The Sundance Film Festival brings a lot of foot traffic to local shops in Park City, but that doesn’t necessarily mean big business.
Amid the tens of thousands of people, dozens of movies and traffic, local shops like Sock City try to put their best foot forward during Sundance.
“It’s one of our high points in the year so we always look forward to it,” said Scott Petty, manager of Sock City on Main Street. “We get a constant flow of people in.
Petty noted that socks tend to sell well because they're inexpensive and easy to fit into luggage.
But take your feet down the street to Pando Art Gallery and you’ll see a different side of Park City, the products are just as colorful and captivating, but with one stark difference -- the price tag.
“Two thousand dollars is the cheap stuff you could say… Then we have art that goes all the way up to $150-thousand,” said Colby Larsen, the owner of Pando.

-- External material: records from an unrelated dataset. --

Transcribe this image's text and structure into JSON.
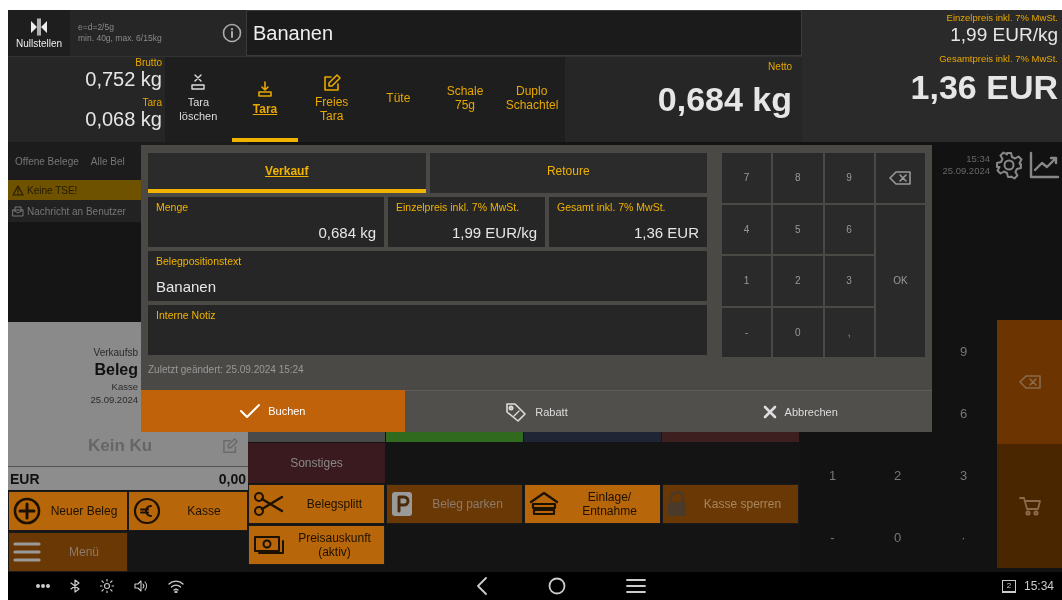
{
  "scale": {
    "zero_button": "Nullstellen",
    "spec_lines": [
      "e=d=2/5g",
      "min. 40g, max. 6/15kg"
    ]
  },
  "article": {
    "title": "Bananen"
  },
  "weights": {
    "gross_label": "Brutto",
    "gross": "0,752 kg",
    "tare_label": "Tara",
    "tare": "0,068 kg"
  },
  "tare_options": [
    {
      "kind": "clear",
      "label": "Tara löschen",
      "selected": false
    },
    {
      "kind": "tare",
      "label": "Tara",
      "selected": true
    },
    {
      "kind": "free",
      "label": "Freies Tara",
      "selected": false
    },
    {
      "kind": "preset",
      "label": "Tüte",
      "selected": false
    },
    {
      "kind": "preset",
      "label": "Schale 75g",
      "selected": false
    },
    {
      "kind": "preset",
      "label": "Duplo Schachtel",
      "selected": false
    }
  ],
  "net": {
    "label": "Netto",
    "value": "0,684 kg"
  },
  "price": {
    "unit_label": "Einzelpreis inkl. 7% MwSt.",
    "unit_value": "1,99 EUR/kg",
    "total_label": "Gesamtpreis inkl. 7% MwSt.",
    "total_value": "1,36 EUR"
  },
  "receipt_tabs": [
    {
      "label": "Offene Belege"
    },
    {
      "label": "Alle Bel"
    }
  ],
  "alerts": [
    {
      "kind": "warning",
      "text": "Keine TSE!"
    },
    {
      "kind": "message",
      "text": "Nachricht an Benutzer"
    }
  ],
  "receipt": {
    "type_line": "Verkaufsb",
    "title": "Beleg",
    "register": "Kasse",
    "date": "25.09.2024",
    "customer": "Kein Ku",
    "currency": "EUR",
    "total": "0,00"
  },
  "category_tiles": [
    {
      "color": "#4a4a4a"
    },
    {
      "color": "#2f6a1f"
    },
    {
      "color": "#1f2535"
    },
    {
      "color": "#3e1f20"
    }
  ],
  "other_tile": {
    "label": "Sonstiges",
    "color": "#3a1a1e"
  },
  "left_actions": [
    {
      "kind": "new",
      "label": "Neuer Beleg",
      "disabled": false
    },
    {
      "kind": "cash",
      "label": "Kasse",
      "disabled": false
    },
    {
      "kind": "menu",
      "label": "Menü",
      "disabled": true
    }
  ],
  "center_actions": [
    {
      "kind": "split",
      "label": "Belegsplitt",
      "disabled": false
    },
    {
      "kind": "park",
      "label": "Beleg parken",
      "disabled": true
    },
    {
      "kind": "drawer",
      "label": "Einlage/ Entnahme",
      "disabled": false
    },
    {
      "kind": "lock",
      "label": "Kasse sperren",
      "disabled": true
    },
    {
      "kind": "price",
      "label": "Preisauskunft (aktiv)",
      "disabled": false
    }
  ],
  "clock": {
    "time": "15:34",
    "date": "25.09.2024"
  },
  "keypad": [
    {
      "kind": "digit",
      "label": "9"
    },
    {
      "kind": "backspace"
    },
    {
      "kind": "digit",
      "label": "6"
    },
    {
      "kind": "digit",
      "label": "1"
    },
    {
      "kind": "digit",
      "label": "2"
    },
    {
      "kind": "digit",
      "label": "3"
    },
    {
      "kind": "cart"
    },
    {
      "kind": "digit",
      "label": "-"
    },
    {
      "kind": "digit",
      "label": "0"
    },
    {
      "kind": "digit",
      "label": "·"
    }
  ],
  "dialog": {
    "tabs": [
      {
        "label": "Verkauf",
        "selected": true
      },
      {
        "label": "Retoure",
        "selected": false
      }
    ],
    "fields": [
      {
        "label": "Menge",
        "value": "0,684 kg"
      },
      {
        "label": "Einzelpreis inkl. 7% MwSt.",
        "value": "1,99 EUR/kg"
      },
      {
        "label": "Gesamt inkl. 7% MwSt.",
        "value": "1,36 EUR"
      }
    ],
    "text_fields": [
      {
        "label": "Belegpositionstext",
        "value": "Bananen"
      },
      {
        "label": "Interne Notiz"
      }
    ],
    "modified": "Zuletzt geändert: 25.09.2024 15:24",
    "keys": [
      {
        "kind": "digit",
        "label": "7"
      },
      {
        "kind": "digit",
        "label": "8"
      },
      {
        "kind": "digit",
        "label": "9"
      },
      {
        "kind": "backspace"
      },
      {
        "kind": "digit",
        "label": "4"
      },
      {
        "kind": "digit",
        "label": "5"
      },
      {
        "kind": "digit",
        "label": "6"
      },
      {
        "kind": "digit",
        "label": "1"
      },
      {
        "kind": "digit",
        "label": "2"
      },
      {
        "kind": "digit",
        "label": "3"
      },
      {
        "kind": "ok",
        "label": "OK"
      },
      {
        "kind": "digit",
        "label": "-"
      },
      {
        "kind": "digit",
        "label": "0"
      },
      {
        "kind": "digit",
        "label": ","
      }
    ],
    "buttons": [
      {
        "kind": "book",
        "label": "Buchen"
      },
      {
        "kind": "discount",
        "label": "Rabatt"
      },
      {
        "kind": "cancel",
        "label": "Abbrechen"
      }
    ]
  },
  "status_bar": {
    "badge": "2",
    "time": "15:34"
  }
}
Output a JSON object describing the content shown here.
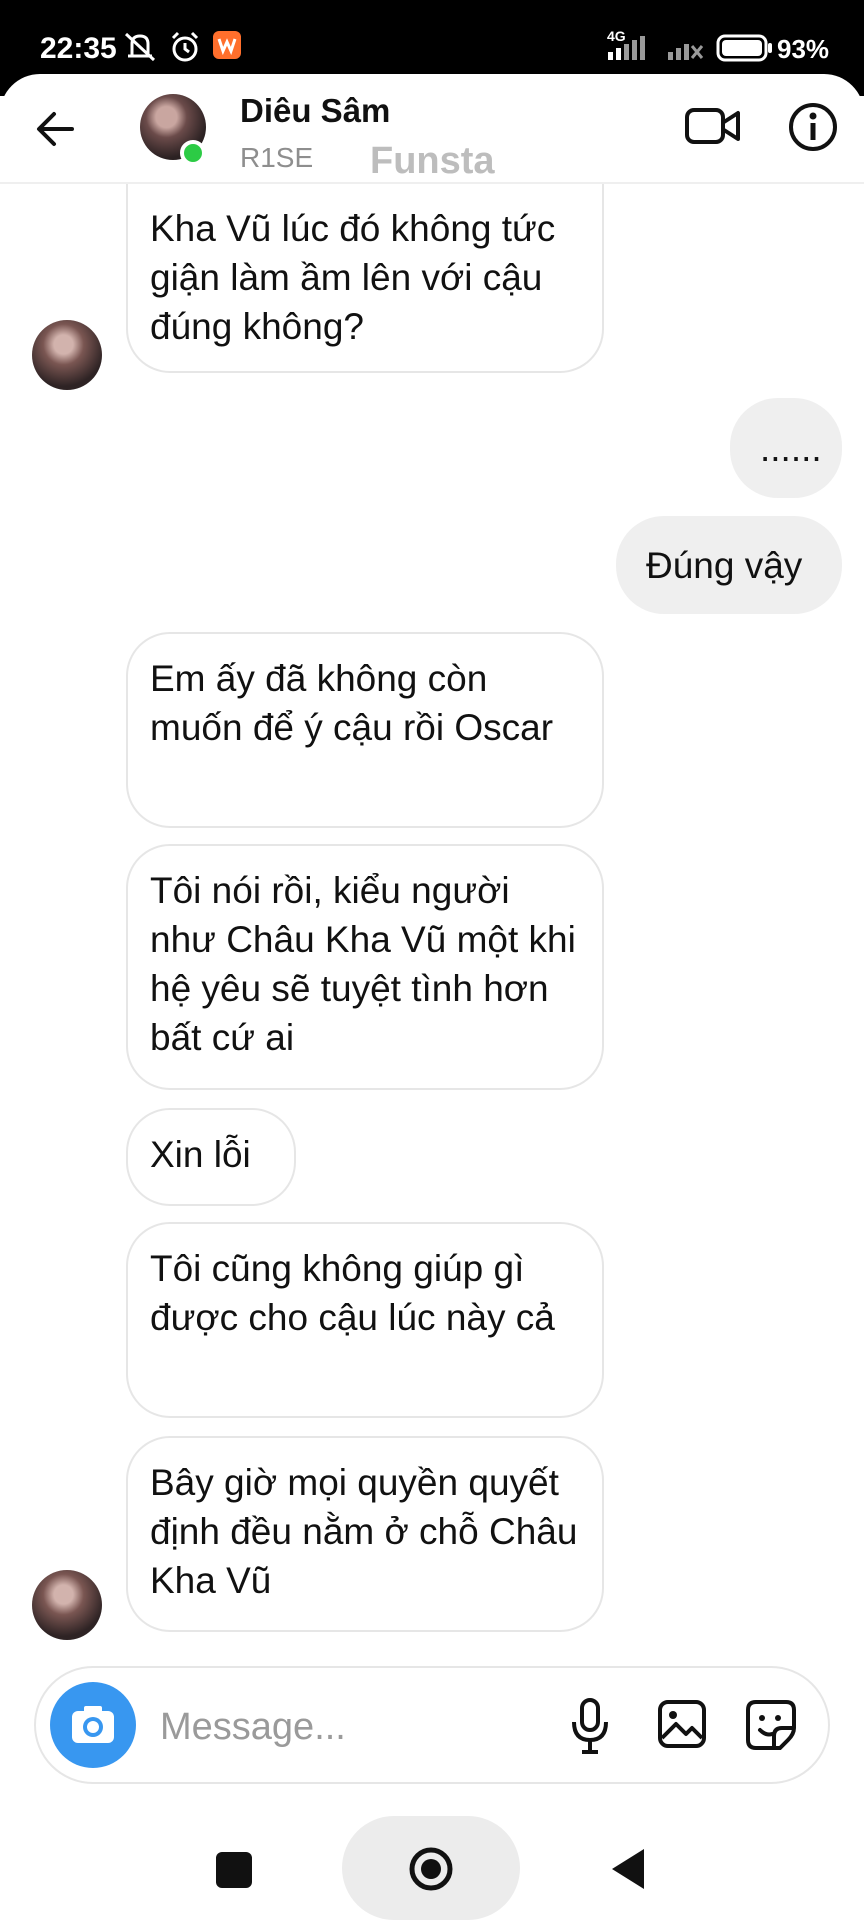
{
  "status_bar": {
    "time": "22:35",
    "network": "4G",
    "battery_percent": "93%",
    "icons": [
      "mute-icon",
      "alarm-icon",
      "app-notification-icon",
      "signal-icon",
      "battery-icon"
    ]
  },
  "header": {
    "name": "Diêu Sâm",
    "subtitle": "R1SE",
    "subtitle_overlay": "Funsta",
    "online": true,
    "icons": [
      "back-arrow-icon",
      "video-call-icon",
      "info-icon"
    ]
  },
  "messages": [
    {
      "side": "in",
      "text": "Kha Vũ lúc đó không tức giận làm ầm lên với cậu đúng không?"
    },
    {
      "side": "out",
      "text": "......"
    },
    {
      "side": "out",
      "text": "Đúng vậy"
    },
    {
      "side": "in",
      "text": "Em ấy đã không còn muốn để ý cậu rồi Oscar"
    },
    {
      "side": "in",
      "text": "Tôi nói rồi, kiểu người như Châu Kha Vũ một khi hệ yêu sẽ tuyệt tình hơn bất cứ ai"
    },
    {
      "side": "in",
      "text": "Xin lỗi"
    },
    {
      "side": "in",
      "text": "Tôi cũng không giúp gì được cho cậu lúc này cả"
    },
    {
      "side": "in",
      "text": "Bây giờ mọi quyền quyết định đều nằm ở chỗ Châu Kha Vũ"
    }
  ],
  "composer": {
    "placeholder": "Message...",
    "icons": [
      "camera-icon",
      "microphone-icon",
      "gallery-icon",
      "sticker-icon"
    ]
  },
  "colors": {
    "online": "#2ccb45",
    "camera_button": "#3897f0",
    "outgoing_bubble": "#efefef",
    "incoming_border": "#e6e6e6"
  }
}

Many expect Sundance’s big city films to bring in big city money, but that’s not the case.
“The people that are here during Sundance… they’re really the people that, they don’t buy,” Larsen said.
Pando is one of five galleries that Larsen owns on Main Street.
“I get asked, ‘Oh are you making so much money during Sundance? Are you just crushing it now?' and i’m like 'No, actually'," Larsen said.
He said every year they try to rent out their spaces to companies coming in for the festival. At Pando, the price tag for that rental is $75,000.
“What they pay to move into our spaces, it pays for like six months of the year,” Larsen said.
This year, the city granted 155 leasing permits to businesses, but three of his spaces still went unrented.
“Everyone [companies] started to want to rent just the first three days of Sundance,” Larsen said. “It starts to make it not worth it."
He said it’s just the gamble some business owners have to take to stay afloat during Sundance.
This year's Sundance Film Festival ends Sunday. The temporary businesses are expected to clear out by Feb. 5.